Global Insights: Syria Crisis Overshadows Broader Turkey-U.S. Tensions

Global Insights: Syria Crisis Overshadows Broader Turkey-U.S. Tensions

At their White House summit last week, Turkish Prime Minister Recep Tayyip Erdogan and U.S. President Barack Obama reaffirmed the two countries’ “model partnership” as they jointly called for greater international efforts to end the Syrian War. Thus far, the Arab Spring has had an overall positive effect on the Turkey-U.S. relationship. Before 2011, the Turkish-U.S. policy discourse focused on their divisions over Iraq, Iran and other regional security issues. But since the Arab Spring, Ankara and Washington have been preoccupied with harmonizing their policies toward the Arab world. This has become increasingly difficult with regard to Syria. Meanwhile, the preoccupation with Syria has obscured unresolved sources of tension between the two countries on other issues.

The war has focused the Ankara-Washington dialogue on the Arab Middle East at a time when the Obama administration considers Afghanistan, Iran, Russia, Central Asia and the Asia-Pacific region a higher priority. Turkey’s important current and potential contributions to supporting U.S. policies in these areas are overshadowed by the frustrating Syrian civil war. The conflict presents both countries with the unappealing options of relying on weak, divided and increasingly extremist rebel fighters or using their own forces directly in Syria. Turkey has reportedly been arguing for more direct Western intervention in the conflict, which the Obama administration has steadfastly resisted. Direct intervention would likely prove more effective in the short term, but would confront Western forces with a difficult post-conflict stabilization mission, and a probable state-building mission, in the long term.

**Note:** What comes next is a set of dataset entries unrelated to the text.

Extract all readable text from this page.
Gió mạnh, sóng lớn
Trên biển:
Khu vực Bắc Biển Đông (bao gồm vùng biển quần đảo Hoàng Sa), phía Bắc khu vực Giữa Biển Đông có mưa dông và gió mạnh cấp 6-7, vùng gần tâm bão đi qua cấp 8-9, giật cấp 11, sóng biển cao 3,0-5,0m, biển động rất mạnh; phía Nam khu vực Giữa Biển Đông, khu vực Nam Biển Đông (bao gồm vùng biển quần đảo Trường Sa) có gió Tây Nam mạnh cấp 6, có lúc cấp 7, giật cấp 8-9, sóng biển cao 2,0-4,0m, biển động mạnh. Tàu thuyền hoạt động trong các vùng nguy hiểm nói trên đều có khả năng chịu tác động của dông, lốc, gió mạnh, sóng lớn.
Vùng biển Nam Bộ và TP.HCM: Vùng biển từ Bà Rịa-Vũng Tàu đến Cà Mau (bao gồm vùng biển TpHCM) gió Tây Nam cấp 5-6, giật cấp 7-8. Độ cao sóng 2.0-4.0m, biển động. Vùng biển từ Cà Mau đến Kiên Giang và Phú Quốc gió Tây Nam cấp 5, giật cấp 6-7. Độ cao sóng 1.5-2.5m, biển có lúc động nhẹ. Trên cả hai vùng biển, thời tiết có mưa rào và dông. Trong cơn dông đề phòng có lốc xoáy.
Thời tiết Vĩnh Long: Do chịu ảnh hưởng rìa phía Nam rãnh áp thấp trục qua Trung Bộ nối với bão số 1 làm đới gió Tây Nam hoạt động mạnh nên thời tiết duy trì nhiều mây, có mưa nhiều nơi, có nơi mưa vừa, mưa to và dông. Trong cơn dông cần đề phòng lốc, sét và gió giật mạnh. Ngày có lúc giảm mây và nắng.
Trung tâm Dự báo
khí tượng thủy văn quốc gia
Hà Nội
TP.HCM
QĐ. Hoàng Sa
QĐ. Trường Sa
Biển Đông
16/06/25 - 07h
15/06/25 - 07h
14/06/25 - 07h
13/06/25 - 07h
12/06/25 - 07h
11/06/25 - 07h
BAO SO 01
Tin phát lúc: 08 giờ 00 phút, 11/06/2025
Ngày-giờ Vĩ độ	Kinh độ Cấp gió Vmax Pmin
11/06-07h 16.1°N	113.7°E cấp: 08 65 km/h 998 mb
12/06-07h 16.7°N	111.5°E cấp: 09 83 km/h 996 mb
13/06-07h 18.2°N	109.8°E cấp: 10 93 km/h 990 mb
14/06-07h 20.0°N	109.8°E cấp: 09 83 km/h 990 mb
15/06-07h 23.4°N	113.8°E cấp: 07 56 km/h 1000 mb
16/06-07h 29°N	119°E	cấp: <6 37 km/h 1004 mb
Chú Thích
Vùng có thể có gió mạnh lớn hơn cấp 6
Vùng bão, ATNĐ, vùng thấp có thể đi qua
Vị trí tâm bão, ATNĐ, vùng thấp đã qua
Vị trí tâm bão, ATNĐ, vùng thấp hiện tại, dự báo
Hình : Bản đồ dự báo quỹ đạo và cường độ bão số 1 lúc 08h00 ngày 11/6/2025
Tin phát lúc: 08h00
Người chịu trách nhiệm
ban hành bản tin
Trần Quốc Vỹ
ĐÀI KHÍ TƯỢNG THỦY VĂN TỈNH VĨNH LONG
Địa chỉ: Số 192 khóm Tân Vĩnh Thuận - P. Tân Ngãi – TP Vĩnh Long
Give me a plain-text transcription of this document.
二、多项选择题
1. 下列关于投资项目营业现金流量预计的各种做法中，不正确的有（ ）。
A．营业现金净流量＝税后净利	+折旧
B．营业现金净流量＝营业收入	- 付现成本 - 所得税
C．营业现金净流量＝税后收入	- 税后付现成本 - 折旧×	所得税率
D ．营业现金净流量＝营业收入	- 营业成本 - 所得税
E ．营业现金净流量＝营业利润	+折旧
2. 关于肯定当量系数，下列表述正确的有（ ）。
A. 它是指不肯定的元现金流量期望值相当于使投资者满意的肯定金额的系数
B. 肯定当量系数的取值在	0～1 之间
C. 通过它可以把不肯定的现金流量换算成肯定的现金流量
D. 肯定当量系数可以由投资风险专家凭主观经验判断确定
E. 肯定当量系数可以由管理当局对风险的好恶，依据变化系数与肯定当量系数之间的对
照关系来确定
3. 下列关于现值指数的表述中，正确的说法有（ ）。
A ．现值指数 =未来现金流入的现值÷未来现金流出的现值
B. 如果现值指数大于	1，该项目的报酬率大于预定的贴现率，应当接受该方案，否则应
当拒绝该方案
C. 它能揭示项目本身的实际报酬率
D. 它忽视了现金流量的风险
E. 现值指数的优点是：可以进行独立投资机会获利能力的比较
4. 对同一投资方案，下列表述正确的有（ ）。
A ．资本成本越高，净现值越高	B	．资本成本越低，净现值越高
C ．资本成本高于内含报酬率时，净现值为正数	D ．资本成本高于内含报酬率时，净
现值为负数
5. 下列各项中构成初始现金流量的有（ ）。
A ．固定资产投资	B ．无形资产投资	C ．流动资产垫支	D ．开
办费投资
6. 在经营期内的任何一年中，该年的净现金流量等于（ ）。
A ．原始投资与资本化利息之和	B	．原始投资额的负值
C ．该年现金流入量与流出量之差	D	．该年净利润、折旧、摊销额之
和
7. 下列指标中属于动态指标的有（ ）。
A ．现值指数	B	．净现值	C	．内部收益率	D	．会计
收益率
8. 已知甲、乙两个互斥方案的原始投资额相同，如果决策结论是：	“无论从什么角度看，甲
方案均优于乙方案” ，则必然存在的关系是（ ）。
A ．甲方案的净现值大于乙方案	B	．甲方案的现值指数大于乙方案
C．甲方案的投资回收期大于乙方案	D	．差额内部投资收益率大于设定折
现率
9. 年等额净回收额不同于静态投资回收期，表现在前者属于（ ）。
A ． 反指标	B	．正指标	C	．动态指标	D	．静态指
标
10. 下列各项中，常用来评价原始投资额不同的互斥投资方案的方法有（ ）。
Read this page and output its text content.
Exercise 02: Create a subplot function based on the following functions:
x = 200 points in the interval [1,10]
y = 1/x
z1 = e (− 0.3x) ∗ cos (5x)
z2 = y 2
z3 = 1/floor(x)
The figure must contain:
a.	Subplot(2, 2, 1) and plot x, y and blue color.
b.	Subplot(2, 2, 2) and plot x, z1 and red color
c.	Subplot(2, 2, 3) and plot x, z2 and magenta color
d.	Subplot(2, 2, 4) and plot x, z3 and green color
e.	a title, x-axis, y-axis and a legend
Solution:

Other trouble spots where Washington and Ankara need to make a greater effort to cooperate more effectively include Afghanistan, Iraq and Iran. Turkey’s already important role in Afghanistan will likely increase in coming years as the United States and other NATO countries reduce their military presence in that country. More than 1,000 Turkish soldiers have served for years in the NATO-led International Security Assistance Force (ISAF), mostly training the Afghan National Security Forces. The Turkish government has also been pursuing regional peace initiatives, such as the Istanbul Process, designed to reconcile Istanbul and Kabul and integrate Afghanistan more deeply with other Eurasian countries. The decision of the Shanghai Cooperation Organization (SCO) to make Turkey an official dialogue partner earlier this year highlighted Ankara’s rising influence in Central Asia at a time when other NATO countries are downgrading their presence in the region.